The sudden death of Queen Isabella I of Castile’s only son, John, Prince of Asturias, and the subsequent stillbirth of his daughter made Isabella’s namesake eldest daughter the new heiress presumptive.
The younger Isabella married Afonso, Prince of Portugal, in 1491, but he died in a horse-riding accident a few months later. After returning home to her parents, she eventually married Manuel I, King of Portugal, in 1497.
By the time Manuel and Isabella returned to Castile to be sworn in as heirs to Castile in August 1498, she was pregnant. This was a relief for the Aragonese, who would have preferred a man to inherit. If Isabella had a son, he would inherit everything. While at Zaragoza to discuss this matter, Isabella went into labour and gave birth to a son on 23 August 1498.
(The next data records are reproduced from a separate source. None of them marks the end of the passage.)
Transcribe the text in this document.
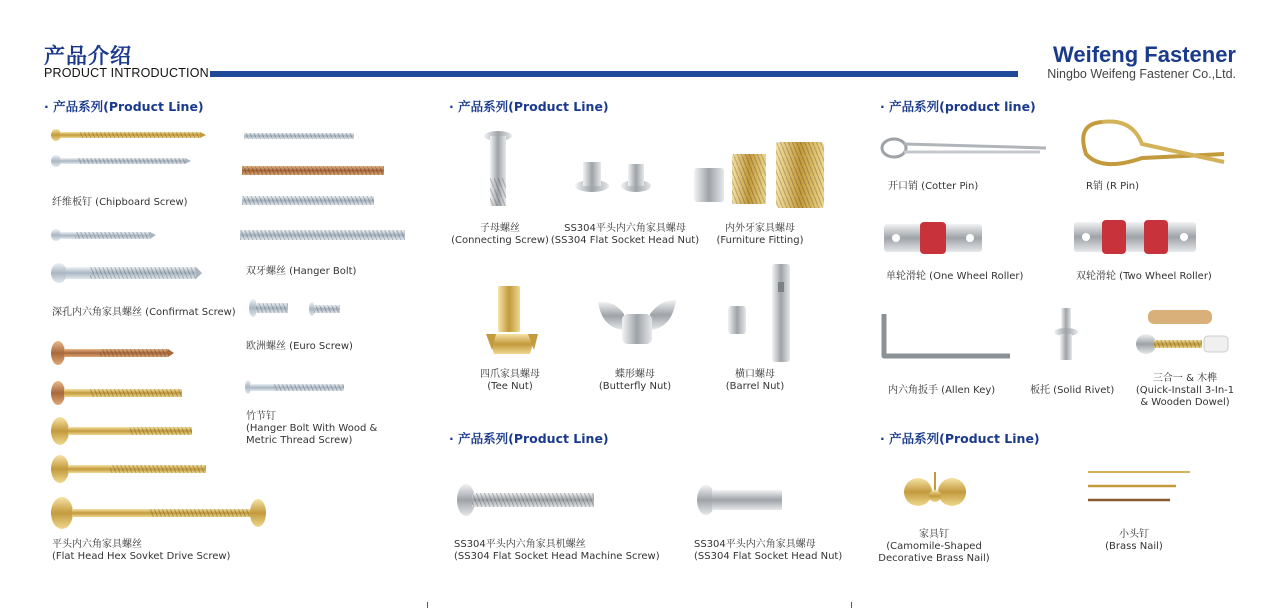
产品介绍
PRODUCT INTRODUCTION
Weifeng Fastener
Ningbo Weifeng Fastener Co.,Ltd.
· 产品系列(Product Line)
纤维板钉 (Chipboard Screw)
深孔内六角家具螺丝 (Confirmat Screw)
平头内六角家具螺丝
(Flat Head Hex Sovket Drive Screw)
双牙螺丝 (Hanger Bolt)
欧洲螺丝 (Euro Screw)
竹节钉
(Hanger Bolt With Wood &
Metric Thread Screw)
· 产品系列(Product Line)
子母螺丝
(Connecting Screw)
SS304平头内六角家具螺母
(SS304 Flat Socket Head Nut)
内外牙家具螺母
(Furniture Fitting)
四爪家具螺母
(Tee Nut)
蝶形螺母
(Butterfly Nut)
横口螺母
(Barrel Nut)
· 产品系列(Product Line)
SS304平头内六角家具机螺丝
(SS304 Flat Socket Head Machine Screw)
SS304平头内六角家具螺母
(SS304 Flat Socket Head Nut)
· 产品系列(product line)
开口销 (Cotter Pin)	R销 (R Pin)
单轮滑轮 (One Wheel Roller)	双轮滑轮 (Two Wheel Roller)
内六角扳手 (Allen Key)	板托 (Solid Rivet)
三合一 & 木榫
(Quick-Install 3-In-1
& Wooden Dowel)
· 产品系列(Product Line)
家具钉
(Camomile-Shaped
Decorative Brass Nail)
小头钉
(Brass Nail)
However, she was still very malnourished from all the fasting she had done during her mourning, and she died within an hour of giving birth. A historian at court wrote to the Archbishop of Braga, “The mother [Queen Isabella] was large, while the daughter [Isabella] was so consumed by her thinness that she did not have the strength to resist the birth… Scarcely had the child emerged from her uterus than the mother’s spirit was extinguished… Despite this, let’s fix it so that this tragic tale ends with a (more) musical refrain. There is compensation for so much misfortune, an important lightener to such a deep pain: she gave birth to a son.”1
Isabella asked to be buried dressed as a nun and to be interred at the Convent of Santa Isabel in Toledo. Queen Isabella held her daughter in her arms as she died.2 Isabella had reportedly foreseen her death in childbirth, and “she made sure that the final communion was well prepared and continually made priests come to her so that she could confess. And if, by mistake, she made some error, she would plead, weeping on her knees, to be given absolution.”1
Isabella had requested that if she gave birth to a girl, she would be named Ana, and if it was a boy, it should be Miguel. And so the little boy became Miguel de la Paz. He was granted Aragonese succession rights on top of the rights he had in Castile and Portugal. He was a sickly child, and Manuel left him in the care of Queen Isabella when he returned to Portugal.
In July 1499, Queen Isabella travelled to the Alhambra in Granada, taking with her little Miguel and her two remaining daughters, Maria and Catherine. She found solace in the little boy’s presence as “with the child’s birth, whatever the state of his health, all debate over primogeniture is over.”3 She kept Miguel close, but he remained a sickly child.
On 19 July 1500, Queen Isabella held her young grandson as he, too, died. He was just 22 months old. Isabella’s grief was so great that one observer wrote, “So great grief has swept over our most Christian princes and the whole court that no one has been able as yet to approach or even address the Queen. For the King and Queen are bowed down with great distress, as is no wonder since within so brief a time they have lost three renowned princes, all legitimate heirs.”4
The new heiress was Isabella’s second daughter, Joanna.